We walk more along the bending, confusing trail when Johnny excitedly points out a cat-sized rat-like creature with large black eyes and a long tail sitting about 25 feet above us in a tree just off the trail. Tonight is only the second time in his life he has seen this animal. We stay awhile as Johnny tells us about the animal. We walk on and Johnny points out a snake the length of my index finger curled on a leaf. Johnny tells me this snake could easily kill a man.
After the night hike, we all walk to the road that leads west to Santa Elena and east to Manakin Lodge. Johnny tells us a bit about the local restaurants and then bids us goodnight. The Wisconsin girls and I walk to Las Palmas, just past Atmosphere CafĂ© on the road to Santa Elena, about 1 mile outside of Santa Elena and 500 yards from Manakin Lodge. All the prices are in dollars. Las Palmas is a large, upscale restaurant with reasonable prices, white table linens, and rustic wood paneling. It has plenty of tables but few customers, testament to this year’s poor high season. Try the Hawaiian Pizza for $6.95 (small with four big slices) or $10.95 (large with eight big slices). Their large menu also included other pizzas, pastas, (the fettuccini alfredo looked good), and beef from hamburgers to filet mingon.

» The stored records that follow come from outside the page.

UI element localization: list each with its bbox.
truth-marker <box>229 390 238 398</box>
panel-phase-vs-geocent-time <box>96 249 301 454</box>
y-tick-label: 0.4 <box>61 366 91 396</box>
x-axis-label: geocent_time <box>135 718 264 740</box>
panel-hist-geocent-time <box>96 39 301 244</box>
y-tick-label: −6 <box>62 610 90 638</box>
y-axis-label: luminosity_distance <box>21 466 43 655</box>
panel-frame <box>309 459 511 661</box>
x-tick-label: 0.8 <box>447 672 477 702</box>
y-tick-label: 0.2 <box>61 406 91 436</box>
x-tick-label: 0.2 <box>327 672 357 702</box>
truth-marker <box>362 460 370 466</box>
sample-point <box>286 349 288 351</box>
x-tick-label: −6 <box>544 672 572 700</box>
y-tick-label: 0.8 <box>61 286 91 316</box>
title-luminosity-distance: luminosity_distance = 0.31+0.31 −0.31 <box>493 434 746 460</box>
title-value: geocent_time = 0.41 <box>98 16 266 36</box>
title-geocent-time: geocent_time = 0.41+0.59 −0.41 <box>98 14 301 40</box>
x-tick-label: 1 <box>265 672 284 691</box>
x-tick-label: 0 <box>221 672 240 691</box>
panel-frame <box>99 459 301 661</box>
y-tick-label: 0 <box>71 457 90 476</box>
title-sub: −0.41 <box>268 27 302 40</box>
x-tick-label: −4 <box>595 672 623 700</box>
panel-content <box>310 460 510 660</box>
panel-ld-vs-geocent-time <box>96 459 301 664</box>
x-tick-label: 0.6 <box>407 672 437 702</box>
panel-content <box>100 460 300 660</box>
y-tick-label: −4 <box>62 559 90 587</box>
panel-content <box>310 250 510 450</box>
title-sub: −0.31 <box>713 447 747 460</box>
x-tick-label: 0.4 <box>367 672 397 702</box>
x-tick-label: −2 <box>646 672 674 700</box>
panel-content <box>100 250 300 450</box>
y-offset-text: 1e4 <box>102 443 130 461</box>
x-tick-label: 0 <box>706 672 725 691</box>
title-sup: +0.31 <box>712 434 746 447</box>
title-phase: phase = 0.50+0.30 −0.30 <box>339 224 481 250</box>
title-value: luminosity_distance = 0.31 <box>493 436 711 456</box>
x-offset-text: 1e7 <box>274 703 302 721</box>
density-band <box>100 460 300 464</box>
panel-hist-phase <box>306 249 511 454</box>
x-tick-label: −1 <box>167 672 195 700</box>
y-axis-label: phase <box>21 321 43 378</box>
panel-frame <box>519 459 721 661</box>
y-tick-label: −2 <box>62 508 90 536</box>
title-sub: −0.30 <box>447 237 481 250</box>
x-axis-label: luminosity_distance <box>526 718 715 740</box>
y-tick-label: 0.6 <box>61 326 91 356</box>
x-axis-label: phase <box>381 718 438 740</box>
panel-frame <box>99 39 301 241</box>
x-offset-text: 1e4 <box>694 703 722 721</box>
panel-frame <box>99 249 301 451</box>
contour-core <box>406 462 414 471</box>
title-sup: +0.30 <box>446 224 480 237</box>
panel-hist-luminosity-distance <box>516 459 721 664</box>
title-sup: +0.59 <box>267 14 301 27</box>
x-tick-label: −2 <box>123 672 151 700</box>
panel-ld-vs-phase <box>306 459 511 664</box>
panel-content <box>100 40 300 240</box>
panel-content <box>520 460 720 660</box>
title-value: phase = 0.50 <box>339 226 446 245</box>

For the next ninety minutes, the Wisconsin girls and I have a great conversation about the Jehovah’s Witnesses and negative stereotypes people have about them. The girls answered each of my probing questions about their religion, its tenants, Witness’ obligations, and how it differs from other Christian religions with patience and without judgment. They also maturely handled my favorite question about religion: what if all religions lead to the same place and each religion exists only so that people can choose the path most suited to them. They didn’t buy it because their religion interprets the Bible strictly and does not have room for such metaphysics. I was fascinated to learn that Witnesses, as they call themselves, are taught the pagan origins of much Christmas and Easter symbolism, including the strategic placement of these holidays on top of pre-existing Pagan holidays by the early Christian Church. I’ve read about these topics and was quite impressed that three 20 year olds were familiar with Christmas’ placement over the Roman festivals Saturnalia and the Feast of the Unconquered Sun, even if they couldn’t name those festivals without my prompting. I’m quite comfortable in my Catholicism, watered down and unorthodox as my brand of Catholicism might be, so conversion to their cause wasn’t in the cards. Still, the four of us enjoyed a fine, educational, and deeply interesting conversation about a touchy subject. I talked more easily about religion and the criticisms of religion with these three girls than I can with many people two or three times their age. I hadn’t had such a stimulating conversation about religion since my Hindu friend from business school, Devang, and I talked about Hinduism over steak and pasta in Florence, Italy during Spring Break 2005.
After dinner, we all walk back to Manakin Lodge and call it a night.